A measure of international trade often seen as a bellwether for the global economy has crashed to its lowest level ever, fuelling fears we could be heading for another 2008-style crash.
To put that into perspective, the index was as high as 1,222 in August, and has fallen 84% from a recent peak of 2,330 in late 2013.
The Baltic Dry Index measures how much it costs to ship “dry” commodities around the world — raw materials like grain and steel.
The index is frequently used as a “canary in the mine” for the state of the global economy and how well international trade is performing. If the price is low, it suggests trade is slowing. This graph from Capital Economics shows just how closely the index tracks world trade volumes.
So why does this all matter? Well, the last time Baltic Dry Index crashed was just before the 2008 global financial crisis and many market watchers say it predicted the crash.
There are several other occasions when the Index has pointed to a big correction in the global economy. The Baltic Dry Index has existed in its current state since 1985 and had its first big drop in mid-1986, just under a year before the Black Monday crash hit markets in 1987.
Then in 1999, the Baltic Dry slumped to 12-year lows, very soon before the dot.com bubble burst. It slumped again to another massive low in 2001, around the same time that the USA’s economy fell into a recession that lasted until 2003.
Of course, there’s scepticism over whether the Baltic Dry can actually predict global crashes, and no one is claiming that its a perfect predictor of what the world’s markets are going to do.
But other corners of the market are starting to ring alarm bells — William White, chairman of the OECD’s review committee and former chief economist of the Bank for International Settlements, suggested on Wednesday that the stresses in the financial system are “worse than it was in 2007” and Goldman Sachs says a ballooning debt bubbling is Asia is creating the “third wave” of the financial crisis.
When you consider that the Baltic Dry is lower than it has ever been at the same time as the world’s markets are undergoing a period of intense volatility in asset classes from stocks to oil to rough rice, it’s not such a stretch to imagine a crash could be around the corner.
Not only might the Baltic Dry’s crash be signalling another big global correction, it also highlights the dire straights the shipping industry is in right now.
China has driven the global shipping industry for the past couple of decades by importing huge amounts of raw materials to fuel growth. Now China’s economy is cooling and that’s hitting the shipping industry hard.
A big report in the Daily Telegraph on Tuesday raised the issue of so-called “zombie ships” causing massive problems for the industry.

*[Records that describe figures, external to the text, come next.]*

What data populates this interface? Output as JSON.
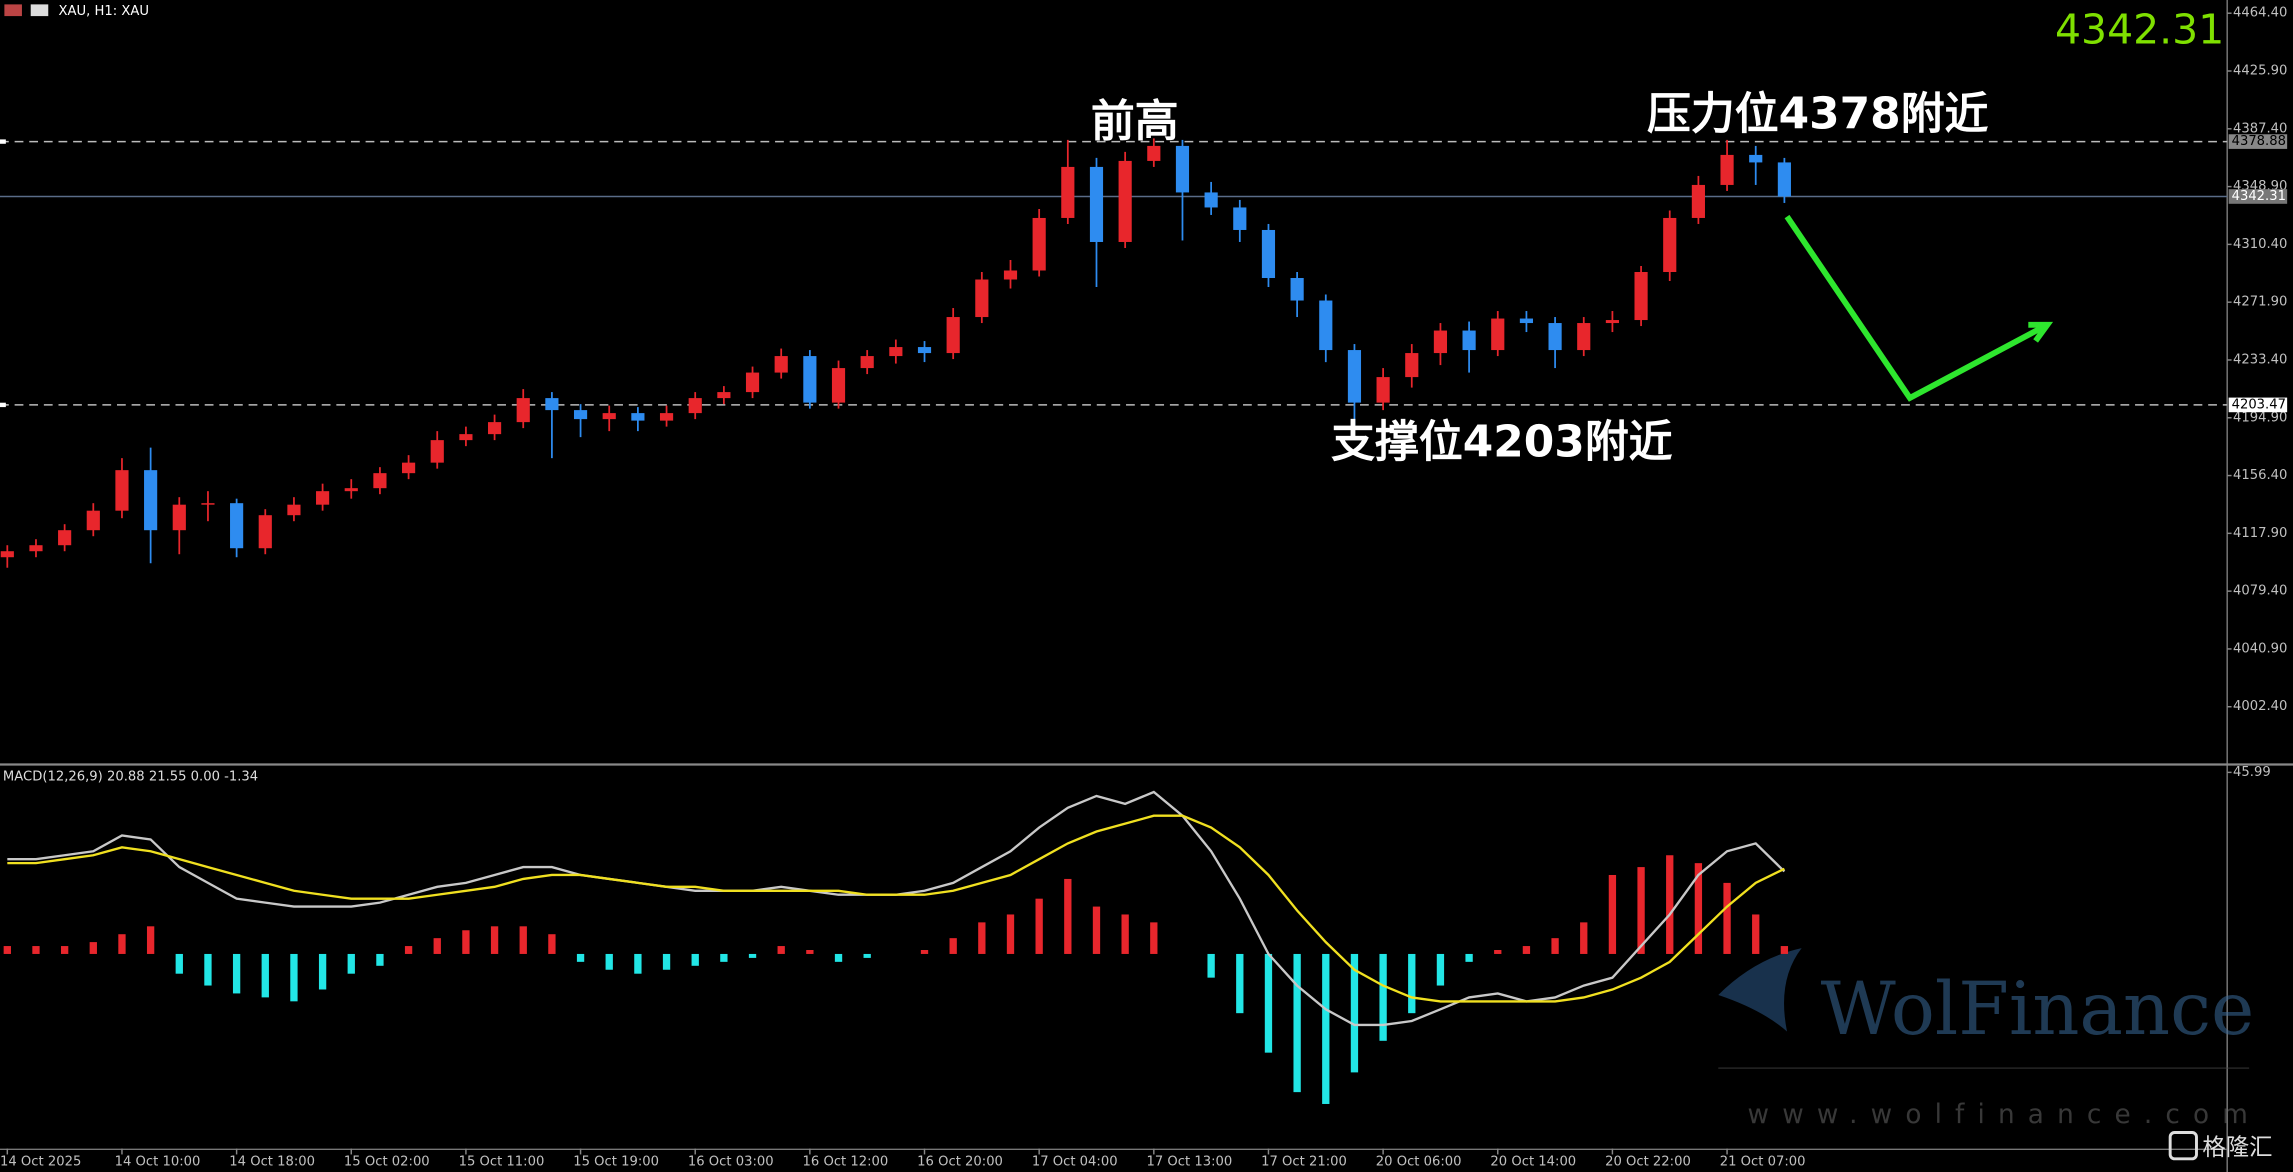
{
  "chart_data": [
    {
      "type": "candlestick",
      "title": "XAU, H1: XAU",
      "categories": [
        "14 Oct 2025",
        null,
        null,
        null,
        "14 Oct 10:00",
        null,
        null,
        null,
        "14 Oct 18:00",
        null,
        null,
        null,
        "15 Oct 02:00",
        null,
        null,
        null,
        "15 Oct 11:00",
        null,
        null,
        null,
        "15 Oct 19:00",
        null,
        null,
        null,
        "16 Oct 03:00",
        null,
        null,
        null,
        "16 Oct 12:00",
        null,
        null,
        null,
        "16 Oct 20:00",
        null,
        null,
        null,
        "17 Oct 04:00",
        null,
        null,
        null,
        "17 Oct 13:00",
        null,
        null,
        null,
        "17 Oct 21:00",
        null,
        null,
        null,
        "20 Oct 06:00",
        null,
        null,
        null,
        "20 Oct 14:00",
        null,
        null,
        null,
        "20 Oct 22:00",
        null,
        null,
        null,
        "21 Oct 07:00",
        null,
        null
      ],
      "open": [
        4102,
        4106,
        4110,
        4120,
        4133,
        4160,
        4120,
        4137,
        4138,
        4108,
        4130,
        4137,
        4146,
        4148,
        4158,
        4165,
        4180,
        4184,
        4192,
        4208,
        4200,
        4194,
        4198,
        4193,
        4198,
        4208,
        4212,
        4225,
        4236,
        4205,
        4228,
        4236,
        4242,
        4238,
        4262,
        4287,
        4293,
        4328,
        4362,
        4312,
        4366,
        4376,
        4345,
        4335,
        4320,
        4288,
        4273,
        4240,
        4205,
        4222,
        4238,
        4253,
        4240,
        4261,
        4258,
        4240,
        4258,
        4260,
        4292,
        4328,
        4350,
        4370,
        4365
      ],
      "high": [
        4110,
        4114,
        4124,
        4138,
        4168,
        4175,
        4142,
        4146,
        4141,
        4134,
        4142,
        4151,
        4154,
        4162,
        4170,
        4186,
        4189,
        4197,
        4214,
        4212,
        4204,
        4203,
        4202,
        4203,
        4212,
        4216,
        4229,
        4241,
        4240,
        4233,
        4240,
        4247,
        4246,
        4268,
        4292,
        4300,
        4334,
        4380,
        4368,
        4372,
        4381,
        4380,
        4352,
        4340,
        4324,
        4292,
        4277,
        4244,
        4228,
        4244,
        4258,
        4259,
        4266,
        4266,
        4262,
        4262,
        4266,
        4296,
        4333,
        4356,
        4380,
        4376,
        4368
      ],
      "low": [
        4095,
        4102,
        4106,
        4116,
        4128,
        4098,
        4104,
        4126,
        4102,
        4104,
        4126,
        4133,
        4141,
        4144,
        4154,
        4161,
        4176,
        4180,
        4188,
        4168,
        4182,
        4186,
        4186,
        4189,
        4194,
        4204,
        4208,
        4221,
        4201,
        4201,
        4224,
        4231,
        4232,
        4234,
        4258,
        4281,
        4289,
        4324,
        4282,
        4308,
        4362,
        4313,
        4330,
        4312,
        4282,
        4262,
        4232,
        4190,
        4200,
        4215,
        4230,
        4225,
        4236,
        4252,
        4228,
        4236,
        4252,
        4256,
        4286,
        4324,
        4346,
        4350,
        4338
      ],
      "close": [
        4106,
        4110,
        4120,
        4133,
        4160,
        4120,
        4137,
        4138,
        4108,
        4130,
        4137,
        4146,
        4148,
        4158,
        4165,
        4180,
        4184,
        4192,
        4208,
        4200,
        4194,
        4198,
        4193,
        4198,
        4208,
        4212,
        4225,
        4236,
        4205,
        4228,
        4236,
        4242,
        4238,
        4262,
        4287,
        4293,
        4328,
        4362,
        4312,
        4366,
        4376,
        4345,
        4335,
        4320,
        4288,
        4273,
        4240,
        4205,
        4222,
        4238,
        4253,
        4240,
        4261,
        4258,
        4240,
        4258,
        4260,
        4292,
        4328,
        4350,
        4370,
        4365,
        4342.31
      ],
      "up_color": "#e8262c",
      "down_color": "#2e8cf0",
      "ylim": [
        3964.4,
        4473.2
      ],
      "yticks": [
        {
          "value": 4464.4,
          "label": "4464.40"
        },
        {
          "value": 4425.9,
          "label": "4425.90"
        },
        {
          "value": 4387.4,
          "label": "4387.40"
        },
        {
          "value": 4348.9,
          "label": "4348.90"
        },
        {
          "value": 4310.4,
          "label": "4310.40"
        },
        {
          "value": 4271.9,
          "label": "4271.90"
        },
        {
          "value": 4233.4,
          "label": "4233.40"
        },
        {
          "value": 4194.9,
          "label": "4194.90"
        },
        {
          "value": 4156.4,
          "label": "4156.40"
        },
        {
          "value": 4117.9,
          "label": "4117.90"
        },
        {
          "value": 4079.4,
          "label": "4079.40"
        },
        {
          "value": 4040.9,
          "label": "4040.90"
        },
        {
          "value": 4002.4,
          "label": "4002.40"
        }
      ],
      "grid": false,
      "levels": [
        4378.88,
        4203.47
      ],
      "last_price": 4342.31,
      "annotations": [
        "前高",
        "压力位4378附近",
        "支撑位4203附近"
      ]
    },
    {
      "type": "macd",
      "title": "MACD(12,26,9) 20.88 21.55 0.00 -1.34",
      "histogram": {
        "up_color": "#e8262c",
        "down_color": "#22e6e6",
        "values": [
          2,
          2,
          2,
          3,
          5,
          7,
          -5,
          -8,
          -10,
          -11,
          -12,
          -9,
          -5,
          -3,
          2,
          4,
          6,
          7,
          7,
          5,
          -2,
          -4,
          -5,
          -4,
          -3,
          -2,
          -1,
          2,
          1,
          -2,
          -1,
          0,
          1,
          4,
          8,
          10,
          14,
          19,
          12,
          10,
          8,
          0,
          -6,
          -15,
          -25,
          -35,
          -38,
          -30,
          -22,
          -15,
          -8,
          -2,
          1,
          2,
          4,
          8,
          20,
          22,
          25,
          23,
          18,
          10,
          2
        ]
      },
      "main": {
        "color": "#c8c8c8",
        "values": [
          24,
          24,
          25,
          26,
          30,
          29,
          22,
          18,
          14,
          13,
          12,
          12,
          12,
          13,
          15,
          17,
          18,
          20,
          22,
          22,
          20,
          19,
          18,
          17,
          16,
          16,
          16,
          17,
          16,
          15,
          15,
          15,
          16,
          18,
          22,
          26,
          32,
          37,
          40,
          38,
          41,
          35,
          26,
          14,
          0,
          -8,
          -14,
          -18,
          -18,
          -17,
          -14,
          -11,
          -10,
          -12,
          -11,
          -8,
          -6,
          2,
          10,
          20,
          26,
          28,
          20.88
        ]
      },
      "signal": {
        "color": "#f0e020",
        "values": [
          23,
          23,
          24,
          25,
          27,
          26,
          24,
          22,
          20,
          18,
          16,
          15,
          14,
          14,
          14,
          15,
          16,
          17,
          19,
          20,
          20,
          19,
          18,
          17,
          17,
          16,
          16,
          16,
          16,
          16,
          15,
          15,
          15,
          16,
          18,
          20,
          24,
          28,
          31,
          33,
          35,
          35,
          32,
          27,
          20,
          11,
          3,
          -4,
          -8,
          -11,
          -12,
          -12,
          -12,
          -12,
          -12,
          -11,
          -9,
          -6,
          -2,
          5,
          12,
          18,
          21.55
        ]
      },
      "ylim": [
        -49.3,
        47.8
      ],
      "yticks": [
        45.99
      ]
    }
  ],
  "watermark": {
    "brand": "WolFinance",
    "url": "www.wolfinance.com",
    "source": "格隆汇"
  }
}
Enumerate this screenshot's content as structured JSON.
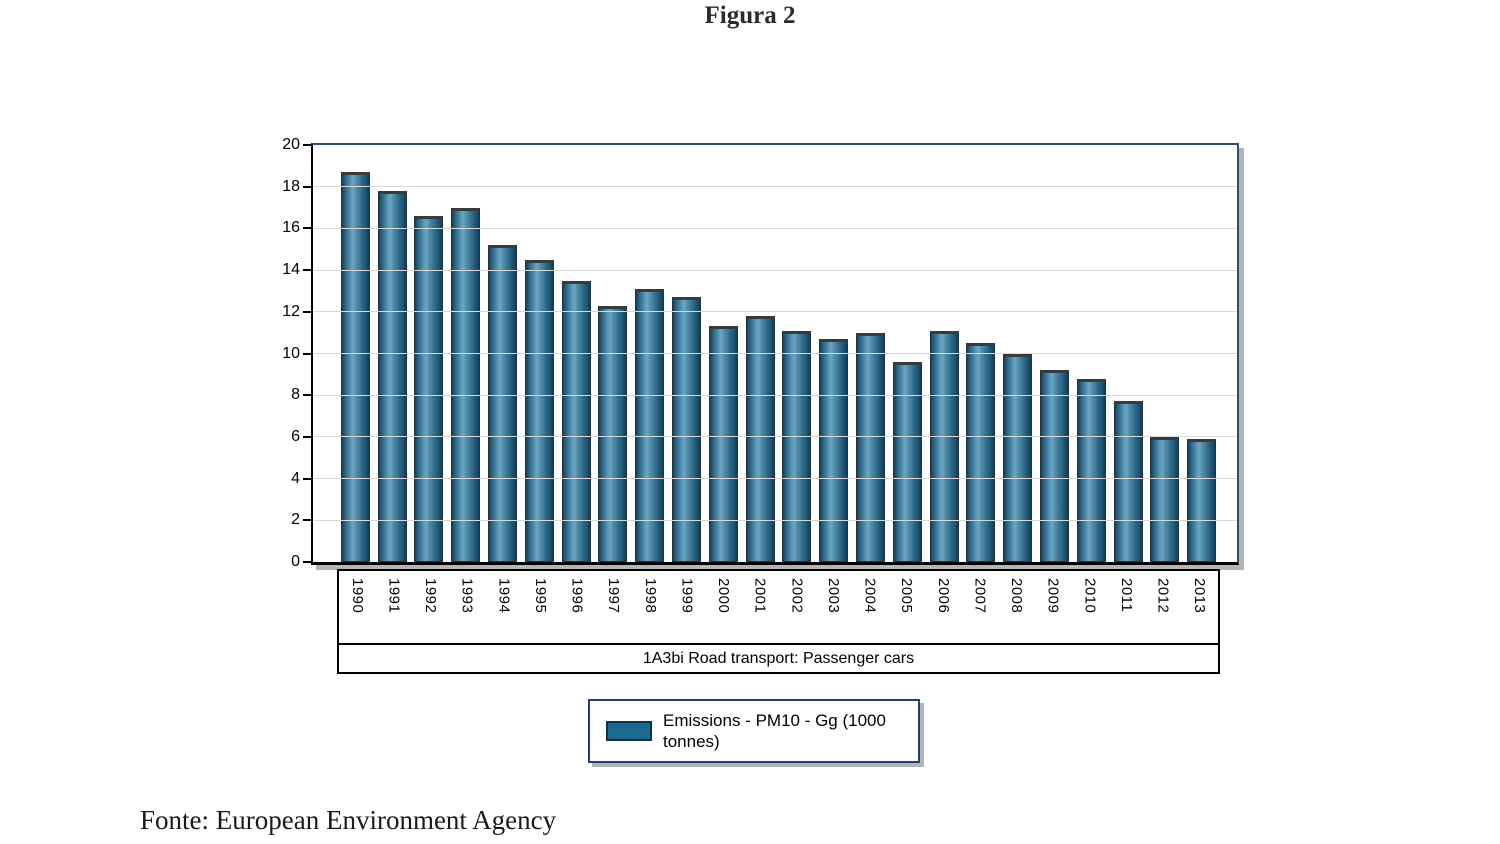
{
  "figure": {
    "title": "Figura 2",
    "source": "Fonte: European Environment Agency"
  },
  "chart_data": {
    "type": "bar",
    "title": "Figura 2",
    "categories": [
      "1990",
      "1991",
      "1992",
      "1993",
      "1994",
      "1995",
      "1996",
      "1997",
      "1998",
      "1999",
      "2000",
      "2001",
      "2002",
      "2003",
      "2004",
      "2005",
      "2006",
      "2007",
      "2008",
      "2009",
      "2010",
      "2011",
      "2012",
      "2013"
    ],
    "values": [
      18.7,
      17.8,
      16.6,
      17.0,
      15.2,
      14.5,
      13.5,
      12.3,
      13.1,
      12.7,
      11.3,
      11.8,
      11.1,
      10.7,
      11.0,
      9.6,
      11.1,
      10.5,
      10.0,
      9.2,
      8.8,
      7.7,
      6.0,
      5.9
    ],
    "series_name": "Emissions - PM10 - Gg (1000 tonnes)",
    "xlabel": "1A3bi Road transport: Passenger cars",
    "ylabel": "",
    "ylim": [
      0,
      20
    ],
    "ytick_step": 2,
    "grid": "horizontal",
    "legend_position": "bottom",
    "x_tick_rotation_deg": 90
  },
  "legend": {
    "label": "Emissions - PM10 - Gg (1000 tonnes)",
    "swatch_color": "#1d6a8f"
  },
  "colors": {
    "bar_fill": "#1d6a8f",
    "bar_highlight": "#6ba6c2",
    "bar_edge": "#16445c",
    "plot_border": "#2e4d74",
    "axis": "#000000",
    "gridline": "#d9d9d9",
    "shadow": "#b4b4b4",
    "legend_border": "#1f3f77",
    "text": "#000000"
  }
}
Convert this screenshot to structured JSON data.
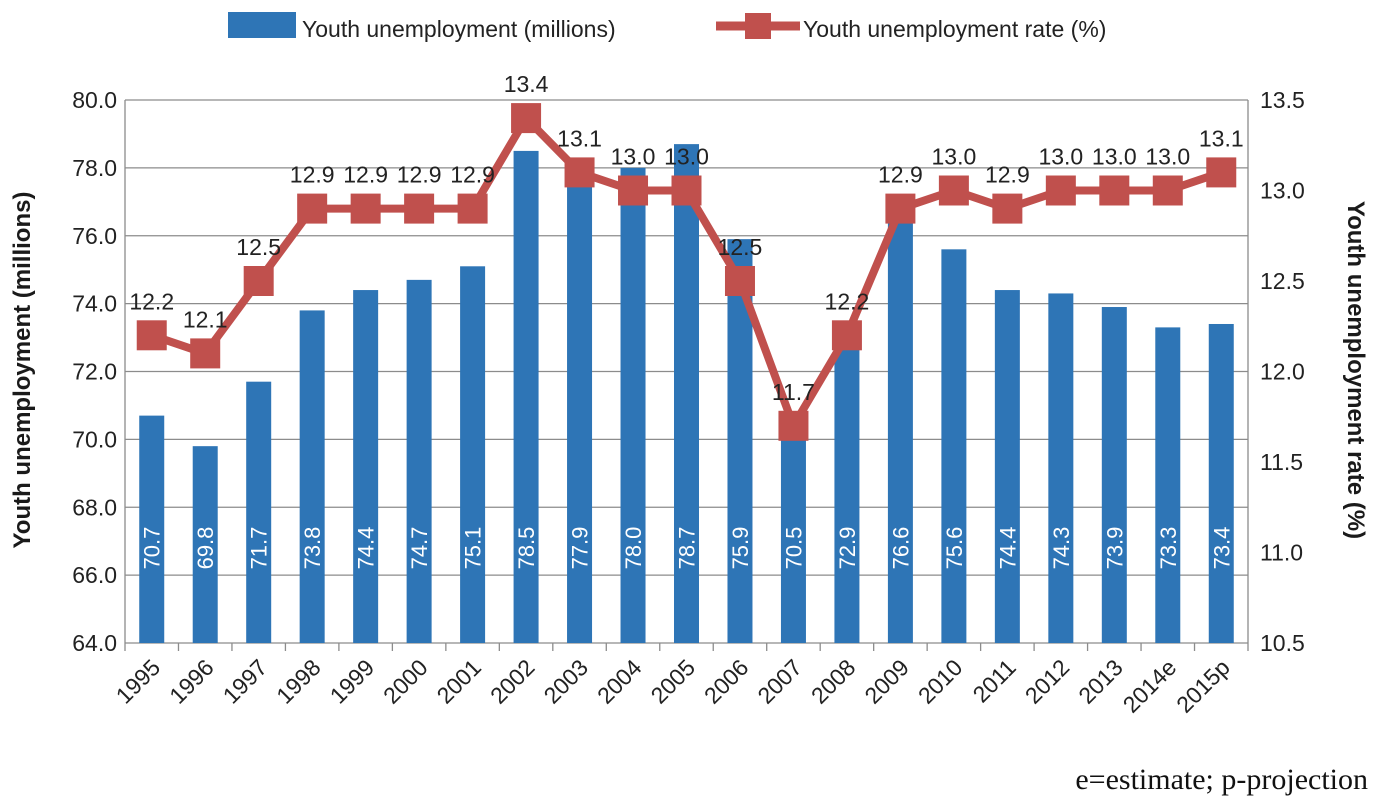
{
  "chart_data": {
    "type": "bar",
    "categories": [
      "1995",
      "1996",
      "1997",
      "1998",
      "1999",
      "2000",
      "2001",
      "2002",
      "2003",
      "2004",
      "2005",
      "2006",
      "2007",
      "2008",
      "2009",
      "2010",
      "2011",
      "2012",
      "2013",
      "2014e",
      "2015p"
    ],
    "series": [
      {
        "name": "Youth unemployment (millions)",
        "type": "bar",
        "axis": "left",
        "color": "#2e75b6",
        "values": [
          70.7,
          69.8,
          71.7,
          73.8,
          74.4,
          74.7,
          75.1,
          78.5,
          77.9,
          78.0,
          78.7,
          75.9,
          70.5,
          72.9,
          76.6,
          75.6,
          74.4,
          74.3,
          73.9,
          73.3,
          73.4
        ],
        "labels": [
          "70.7",
          "69.8",
          "71.7",
          "73.8",
          "74.4",
          "74.7",
          "75.1",
          "78.5",
          "77.9",
          "78.0",
          "78.7",
          "75.9",
          "70.5",
          "72.9",
          "76.6",
          "75.6",
          "74.4",
          "74.3",
          "73.9",
          "73.3",
          "73.4"
        ]
      },
      {
        "name": "Youth unemployment rate (%)",
        "type": "line",
        "axis": "right",
        "color": "#c0504d",
        "values": [
          12.2,
          12.1,
          12.5,
          12.9,
          12.9,
          12.9,
          12.9,
          13.4,
          13.1,
          13.0,
          13.0,
          12.5,
          11.7,
          12.2,
          12.9,
          13.0,
          12.9,
          13.0,
          13.0,
          13.0,
          13.1
        ],
        "labels": [
          "12.2",
          "12.1",
          "12.5",
          "12.9",
          "12.9",
          "12.9",
          "12.9",
          "13.4",
          "13.1",
          "13.0",
          "13.0",
          "12.5",
          "11.7",
          "12.2",
          "12.9",
          "13.0",
          "12.9",
          "13.0",
          "13.0",
          "13.0",
          "13.1"
        ]
      }
    ],
    "ylabel": "Youth unemployment (millions)",
    "y2label": "Youth unemployment rate (%)",
    "ylim": [
      64.0,
      80.0
    ],
    "y2lim": [
      10.5,
      13.5
    ],
    "yticks": [
      "64.0",
      "66.0",
      "68.0",
      "70.0",
      "72.0",
      "74.0",
      "76.0",
      "78.0",
      "80.0"
    ],
    "y2ticks": [
      "10.5",
      "11.0",
      "11.5",
      "12.0",
      "12.5",
      "13.0",
      "13.5"
    ],
    "grid": true,
    "legend": "top"
  },
  "note": "e=estimate; p-projection"
}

Zombie ships are those that can make enough money to repay interest on debts owed on the ships, but not enough to pay back any capital. As a result, they exist in a perpetual state of simply paying down debts but not making any money. (The UK had a similar problem with zombie companies a few years ago.)
The rise of these ships has come about because of the increase in ships in circulation over the past few years, largely bought on the back of big debts.
As the Baltic Dry has crashed, these ships are becoming less and less profitable, causing many shipping firms, and those holding their debts, big issues. According to statistics service Statista, there are now more than 50,000 merchant ships in the world right now.
“We are now at the stage where people are struggling to remember an era when it was this difficult, we’ve gone through what it was like in the 90s, the 80s and the 70s, so expressions like ‘living memory’ start to apply,” Jeremy Penn, the Baltic Exchange’s chief executive told the Telegraph.